LE GISTI
le gisti est une action que soutien le groupe, l'une des causes très importantes auprès de laquelle ils se batent...
(franchement je sais que l'article est un peu long mais prennez la peine de le lire, c'est interressant...)
QU'EST-CE QUE LE GISTI ?
Attention, les propos qui suivent sont tirés du site du gisti !
Le GISTI est une petite association de spécialistes du droit des étrangers qui, depuis sa création en 1972, a pour but d'aider les étrangers et les immigrés par des permanences juridiques gratuites et par son soutien à leurs luttes. Le GISTI publie aussi des ouvrages de droit et des documents pratiques. Il organise encore des formations au droit des étrangers pour spécialistes et militants.
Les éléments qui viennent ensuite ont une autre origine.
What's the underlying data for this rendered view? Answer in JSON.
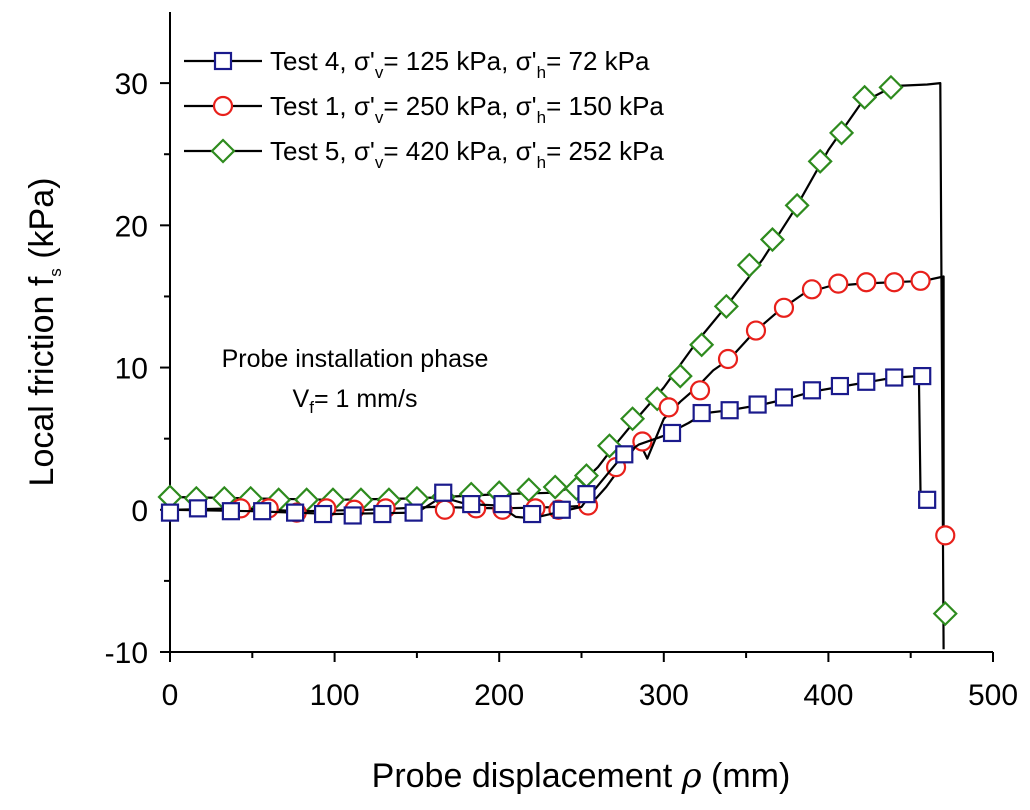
{
  "chart_data": {
    "type": "line",
    "xlabel": {
      "text": "Probe displacement ",
      "symbol": "ρ",
      "unit": " (mm)"
    },
    "ylabel": {
      "text": "Local friction f",
      "sub": "s",
      "unit": " (kPa)"
    },
    "xlim": [
      0,
      500
    ],
    "ylim": [
      -10,
      35
    ],
    "x_ticks": [
      0,
      100,
      200,
      300,
      400,
      500
    ],
    "y_ticks": [
      -10,
      0,
      10,
      20,
      30
    ],
    "legend_position": "top-left",
    "annotation": {
      "line1": "Probe installation phase",
      "line2_main": "V",
      "line2_sub": "f",
      "line2_rest": "= 1 mm/s"
    },
    "series": [
      {
        "name": "Test 4",
        "legend": {
          "prefix": "Test 4, σ'",
          "sub1": "v",
          "mid": "= 125 kPa, σ'",
          "sub2": "h",
          "suffix": "= 72 kPa"
        },
        "marker": "square",
        "color": "#1a1a8c",
        "line": [
          [
            0,
            0
          ],
          [
            50,
            -0.1
          ],
          [
            100,
            -0.3
          ],
          [
            150,
            -0.2
          ],
          [
            165,
            0.9
          ],
          [
            180,
            0.4
          ],
          [
            200,
            0.3
          ],
          [
            210,
            -0.5
          ],
          [
            220,
            -0.6
          ],
          [
            235,
            -0.2
          ],
          [
            250,
            0.2
          ],
          [
            255,
            1.0
          ],
          [
            265,
            2.4
          ],
          [
            275,
            3.8
          ],
          [
            285,
            4.6
          ],
          [
            300,
            5.2
          ],
          [
            315,
            6.1
          ],
          [
            325,
            6.8
          ],
          [
            340,
            7.0
          ],
          [
            360,
            7.4
          ],
          [
            375,
            7.8
          ],
          [
            390,
            8.3
          ],
          [
            410,
            8.7
          ],
          [
            425,
            9.0
          ],
          [
            440,
            9.3
          ],
          [
            455,
            9.4
          ],
          [
            456,
            0.7
          ]
        ],
        "markers": [
          [
            0,
            -0.2
          ],
          [
            17,
            0.1
          ],
          [
            37,
            -0.1
          ],
          [
            56,
            -0.1
          ],
          [
            76,
            -0.2
          ],
          [
            93,
            -0.3
          ],
          [
            111,
            -0.4
          ],
          [
            129,
            -0.3
          ],
          [
            148,
            -0.2
          ],
          [
            166,
            1.2
          ],
          [
            183,
            0.4
          ],
          [
            202,
            0.4
          ],
          [
            220,
            -0.3
          ],
          [
            238,
            0.0
          ],
          [
            253,
            1.1
          ],
          [
            276,
            3.9
          ],
          [
            305,
            5.4
          ],
          [
            323,
            6.8
          ],
          [
            340,
            7.0
          ],
          [
            357,
            7.4
          ],
          [
            373,
            7.9
          ],
          [
            390,
            8.4
          ],
          [
            407,
            8.7
          ],
          [
            423,
            9.0
          ],
          [
            440,
            9.3
          ],
          [
            457,
            9.4
          ],
          [
            460,
            0.7
          ]
        ]
      },
      {
        "name": "Test 1",
        "legend": {
          "prefix": "Test 1, σ'",
          "sub1": "v",
          "mid": "= 250 kPa, σ'",
          "sub2": "h",
          "suffix": "= 150 kPa"
        },
        "marker": "circle",
        "color": "#e8201b",
        "line": [
          [
            0,
            0
          ],
          [
            40,
            0.1
          ],
          [
            80,
            -0.1
          ],
          [
            120,
            0.0
          ],
          [
            160,
            0.2
          ],
          [
            200,
            0.1
          ],
          [
            240,
            0.2
          ],
          [
            255,
            0.3
          ],
          [
            265,
            1.6
          ],
          [
            275,
            3.2
          ],
          [
            285,
            4.8
          ],
          [
            290,
            3.6
          ],
          [
            300,
            6.4
          ],
          [
            310,
            7.6
          ],
          [
            320,
            8.6
          ],
          [
            330,
            9.8
          ],
          [
            340,
            10.6
          ],
          [
            355,
            12.5
          ],
          [
            370,
            14.0
          ],
          [
            385,
            15.2
          ],
          [
            400,
            15.7
          ],
          [
            420,
            15.9
          ],
          [
            440,
            16.0
          ],
          [
            458,
            16.1
          ],
          [
            470,
            16.4
          ],
          [
            470,
            -1.9
          ]
        ],
        "markers": [
          [
            43,
            0.1
          ],
          [
            60,
            0.1
          ],
          [
            77,
            -0.2
          ],
          [
            95,
            0.1
          ],
          [
            112,
            0.0
          ],
          [
            131,
            0.1
          ],
          [
            167,
            0.0
          ],
          [
            186,
            0.1
          ],
          [
            202,
            0.0
          ],
          [
            222,
            0.1
          ],
          [
            236,
            0.0
          ],
          [
            254,
            0.3
          ],
          [
            271,
            3.0
          ],
          [
            287,
            4.8
          ],
          [
            303,
            7.2
          ],
          [
            322,
            8.4
          ],
          [
            339,
            10.6
          ],
          [
            356,
            12.6
          ],
          [
            373,
            14.2
          ],
          [
            390,
            15.5
          ],
          [
            406,
            15.9
          ],
          [
            423,
            16.0
          ],
          [
            440,
            16.0
          ],
          [
            456,
            16.1
          ],
          [
            471,
            -1.8
          ]
        ]
      },
      {
        "name": "Test 5",
        "legend": {
          "prefix": "Test 5, σ'",
          "sub1": "v",
          "mid": "= 420 kPa, σ'",
          "sub2": "h",
          "suffix": "= 252 kPa"
        },
        "marker": "diamond",
        "color": "#2e8b1e",
        "line": [
          [
            0,
            0.9
          ],
          [
            50,
            0.8
          ],
          [
            100,
            0.7
          ],
          [
            150,
            0.8
          ],
          [
            200,
            1.1
          ],
          [
            235,
            1.2
          ],
          [
            250,
            1.9
          ],
          [
            260,
            3.0
          ],
          [
            270,
            4.5
          ],
          [
            285,
            6.6
          ],
          [
            300,
            8.6
          ],
          [
            320,
            11.8
          ],
          [
            340,
            14.6
          ],
          [
            360,
            17.6
          ],
          [
            380,
            21.2
          ],
          [
            400,
            25.3
          ],
          [
            420,
            28.6
          ],
          [
            440,
            29.8
          ],
          [
            460,
            29.9
          ],
          [
            468,
            30.0
          ],
          [
            470,
            -9.8
          ]
        ],
        "markers": [
          [
            0,
            0.9
          ],
          [
            16,
            0.8
          ],
          [
            33,
            0.8
          ],
          [
            49,
            0.8
          ],
          [
            66,
            0.7
          ],
          [
            83,
            0.7
          ],
          [
            99,
            0.7
          ],
          [
            116,
            0.7
          ],
          [
            133,
            0.7
          ],
          [
            150,
            0.8
          ],
          [
            166,
            0.9
          ],
          [
            183,
            1.1
          ],
          [
            200,
            1.2
          ],
          [
            218,
            1.4
          ],
          [
            234,
            1.6
          ],
          [
            247,
            1.5
          ],
          [
            253,
            2.4
          ],
          [
            267,
            4.5
          ],
          [
            281,
            6.4
          ],
          [
            296,
            7.8
          ],
          [
            310,
            9.4
          ],
          [
            323,
            11.6
          ],
          [
            338,
            14.3
          ],
          [
            352,
            17.2
          ],
          [
            366,
            19.0
          ],
          [
            381,
            21.4
          ],
          [
            395,
            24.5
          ],
          [
            408,
            26.5
          ],
          [
            422,
            29.0
          ],
          [
            438,
            29.7
          ],
          [
            471,
            -7.3
          ]
        ]
      }
    ]
  }
}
Pour le GISTI, la liberté de circulation est une sorte de droit naturel. Quoi de plus normal que de pouvoir aller à son gré d'un point à un autre, d'une région à une autre, d'un pays à un autre ?
D'ailleurs, la Déclaration universelle des droits de l'homme, adoptée par l'ONU il y a juste cinquante ans, n'affirme-t-elle pas que " Toute personne a le droit de circuler librement et de choisir sa résidence à l'intérieur d'un État. Toute personne, poursuit-elle, a le droit de quitter tout pays, y compris le sien, et de revenir dans son pays " ? Il est vrai que cette Déclaration ne reconnaît pas pour autant le droit pour chacun d'entrer librement dans tout pays.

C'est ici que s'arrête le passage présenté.